I also know that when you're being dragged through the legal system by someone who wants money from you, you show up wearing your cheapest pair of nice work pants and clearance-sale shoes. You want to look like you're aware that you need to dress up for court, but you're brutally underfunded, and this is the best you can do. It also helps if you maintain an aura of 'I'm trying to follow instructions, but I have no idea what I'm doing and I'm not sure I'm in the right place', otherwise known as the exact opposite of the way I conduct the entire rest of my life. Jazmin would probably have found this hilarious if we had not been in fucking court at the time.]

Dudebro did not show up to get his merit badge. We explicitly told the lawyer that we do not care what happens to him. And when I say we, I mostly mean I, and I did it in a tone that suggested I did not care if he sat down very hard on several cacti, either. Summary judgement was entered against him for the full amount. If they ever do find him and wrangle any money out of him, that becomes money we do not have to pay.

We worked out a payment plan. We had both offered this to the landlady ourselves, but I guess she thought we deserved to have to get dressed and come all the way across the city before she'd take it. The same attorney whose receptionist professed not to know what I meant by "I need to serve him some papers" when I dropped off the Motion for Discovery had forgotten the form he needed to file this plan with the court, even though he knew there was a good chance he'd need one. He must be either very, very bunny-ears or very, very cheap. There was a large black and white cat roaming freely around his offices when I went back to drop more things off, so really it could go either way.

I convinced him that it would be easier for me to drop payments off with his office, as it's near a square I have to go through on my way to work. Conveniently, this means I never have to speak to the landlady ever again.

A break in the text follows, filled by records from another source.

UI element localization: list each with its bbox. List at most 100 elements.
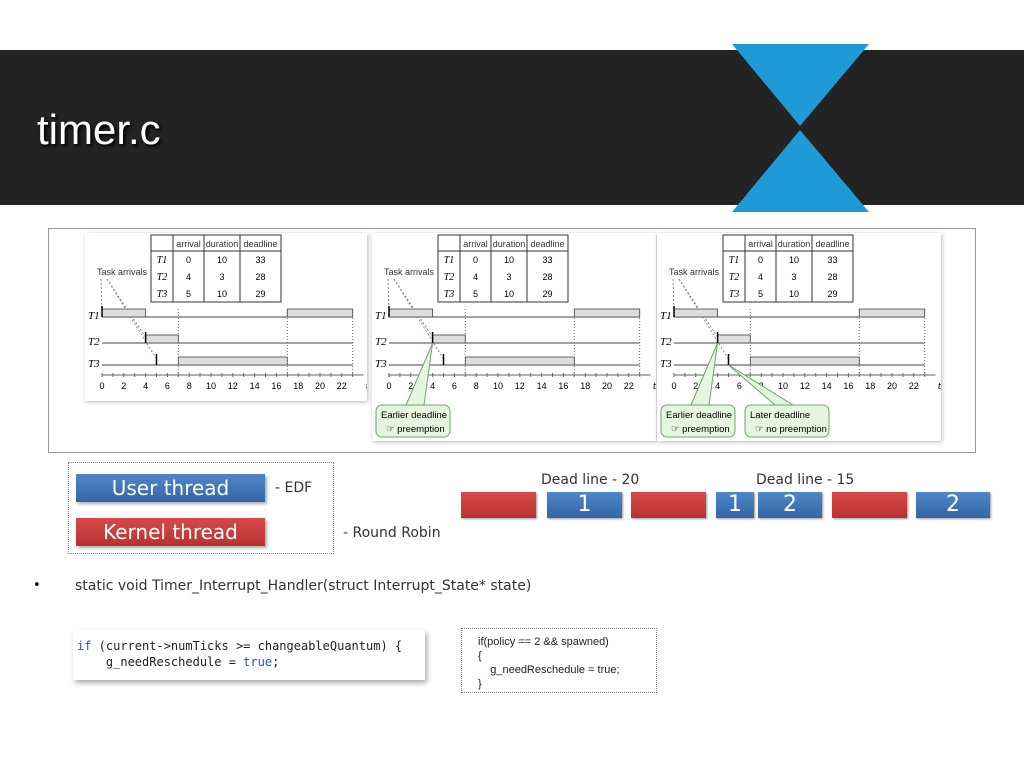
table-header: deadline: [815, 239, 849, 249]
edf-schedule-diagram: arrival duration deadlineT1 0 10 33T2 4 3 28T3 5 1…: [88, 234, 367, 392]
table-cell: 5: [473, 289, 478, 299]
table-cell: 4: [473, 272, 478, 282]
tick-label: 22: [909, 381, 919, 391]
table-cell: 3: [791, 272, 796, 282]
tick-label: 18: [293, 381, 303, 391]
tick-label: 10: [493, 381, 503, 391]
code-text: ;: [272, 655, 280, 669]
arrival-pointer: [678, 278, 719, 338]
tick-label: 18: [865, 381, 875, 391]
callout-title: Later deadline: [750, 410, 810, 421]
table-cell: 10: [504, 255, 514, 265]
tick-label: 20: [887, 381, 897, 391]
table-cell: 10: [217, 289, 227, 299]
task-name: T3: [729, 289, 740, 300]
table-cell: 10: [789, 289, 799, 299]
table-cell: 33: [542, 255, 552, 265]
tick-label: 6: [737, 381, 742, 391]
table-cell: 33: [255, 255, 265, 265]
table-cell: 29: [255, 289, 265, 299]
table-header: arrival: [748, 239, 773, 249]
tick-label: 4: [715, 381, 720, 391]
user-thread-block: 2: [758, 492, 822, 518]
user-thread-label: User thread: [76, 474, 265, 502]
callout-pointer: [690, 342, 719, 406]
table-cell: 33: [827, 255, 837, 265]
task-name: T3: [444, 289, 455, 300]
user-thread-block: 2: [916, 492, 990, 518]
table-cell: 10: [789, 255, 799, 265]
row-label: T1: [88, 310, 100, 322]
edf-panel-3: arrival duration deadline T1 0 10 33 T2 4 3 28 T3 5 1…: [657, 233, 941, 441]
table-cell: 0: [186, 255, 191, 265]
tick-label: 6: [452, 381, 457, 391]
deadline-20-label: Dead line - 20: [541, 472, 640, 488]
task-name: T1: [157, 255, 168, 266]
task-arrivals-label: Task arrivals: [669, 267, 720, 277]
execution-bar: [464, 356, 575, 366]
callout-title: Earlier deadline: [666, 410, 732, 421]
row-label: T2: [660, 336, 672, 348]
task-arrivals-label: Task arrivals: [384, 267, 435, 277]
edf-schedule-diagram: arrival duration deadlineT1 0 10 33T2 4 3 28T3 5 1…: [660, 234, 941, 438]
callout-note: ☞ preemption: [671, 424, 730, 435]
tick-label: 16: [271, 381, 281, 391]
tick-label: 18: [580, 381, 590, 391]
code-text: (current->numTicks >= changeableQuantum)…: [91, 639, 403, 653]
edf-schedule-diagram: arrival duration deadlineT1 0 10 33T2 4 3 28T3 5 1…: [375, 234, 656, 438]
arrival-pointer: [678, 278, 729, 360]
execution-bar: [573, 308, 641, 318]
callout-pointer: [405, 342, 434, 406]
tick-label: 4: [430, 381, 435, 391]
execution-bar: [749, 356, 860, 366]
axis-label: t: [653, 382, 656, 392]
tick-label: 12: [515, 381, 525, 391]
callout-note: ☞ preemption: [386, 424, 445, 435]
legend-box: User thread - EDF Kernel thread: [68, 462, 334, 554]
task-name: T2: [729, 272, 740, 283]
bullet-marker: •: [33, 578, 41, 593]
execution-bar: [673, 308, 718, 318]
tick-label: 22: [624, 381, 634, 391]
kernel-thread-block: [631, 492, 706, 518]
execution-bar: [177, 356, 288, 366]
row-label: T3: [660, 358, 672, 370]
tick-label: 22: [337, 381, 347, 391]
table-cell: 4: [186, 272, 191, 282]
table-cell: 10: [504, 289, 514, 299]
table-cell: 5: [186, 289, 191, 299]
execution-bar: [432, 334, 466, 344]
row-label: T2: [375, 336, 387, 348]
tick-label: 20: [315, 381, 325, 391]
table-header: arrival: [463, 239, 488, 249]
execution-bar: [717, 334, 751, 344]
user-policy-label: - EDF: [275, 480, 313, 496]
task-name: T1: [444, 255, 455, 266]
table-header: duration: [493, 239, 526, 249]
row-label: T3: [375, 358, 387, 370]
table-cell: 0: [758, 255, 763, 265]
row-label: T2: [88, 336, 100, 348]
axis-label: t: [366, 382, 367, 392]
execution-bar: [858, 308, 926, 318]
task-arrivals-label: Task arrivals: [97, 267, 148, 277]
edf-panel-2: arrival duration deadline T1 0 10 33 T2 4 3 28 T3 5 1…: [372, 233, 656, 441]
tick-label: 10: [778, 381, 788, 391]
tick-label: 2: [121, 381, 126, 391]
table-header: arrival: [176, 239, 201, 249]
table-cell: 28: [827, 272, 837, 282]
tick-label: 0: [99, 381, 104, 391]
code-snippet-policy: if(policy == 2 && spawned) { g_needResch…: [461, 628, 657, 693]
table-header: deadline: [243, 239, 277, 249]
row-label: T3: [88, 358, 100, 370]
arrival-pointer: [393, 278, 444, 360]
table-cell: 29: [827, 289, 837, 299]
user-thread-block: 1: [716, 492, 754, 518]
tick-label: 14: [537, 381, 547, 391]
hourglass-logo: [732, 44, 869, 212]
table-cell: 28: [542, 272, 552, 282]
axis-label: t: [938, 382, 941, 392]
tick-label: 0: [386, 381, 391, 391]
tick-label: 16: [558, 381, 568, 391]
table-cell: 10: [217, 255, 227, 265]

In other news, I have been cast in a thing, asked to return for a sequel to a thing I was cast in before, asked to teach actors some German for a thing, asked to costume a thing, asked to pose for a thing, and, last but not least, hired on as an usher for Rosh Hashanah services at BU Hillel. Which will be interesting, as I grew up in Baptist/Mormon country, and most of what I know about Judaism has been gleaned from a long line of standup comedians and a cosmologist with whom I used to share a house. (He is a Nice Jewish Boy From Jersey. They are legion out here. I did not realize, until I overheard him on the phone with his mother one day, that Woody Allen has actually been making documentaries all these years.) I assumed they'd plonk the Irish-American gentile girl down in front of the Reform group, where I can't jam my foot too far into my mouth, but the schedule says I'm taking tickets for the Conservative services. I am thinking a hat may be in order.


  1. You did well! Nice touch on not deploying the Wardrobe of Doom.

    If you're not being held responsible for Vanishing Housemates' share of rent, that's a huge improvement. Glad to hear it - I was worried about you.

    I hope you get receipts when you pay the attorney.

    The thing-projects in your last paragraph -- are they all fall projects culminating around December? That sounds like a lot to be doing all at once, and like you've made a decidedly positive impression on lots of people.

    1. No, the various things are all spread out. Rosh Hashanah is Monday, and the last show doesn't go on until January. Some producers just had more lead time than others.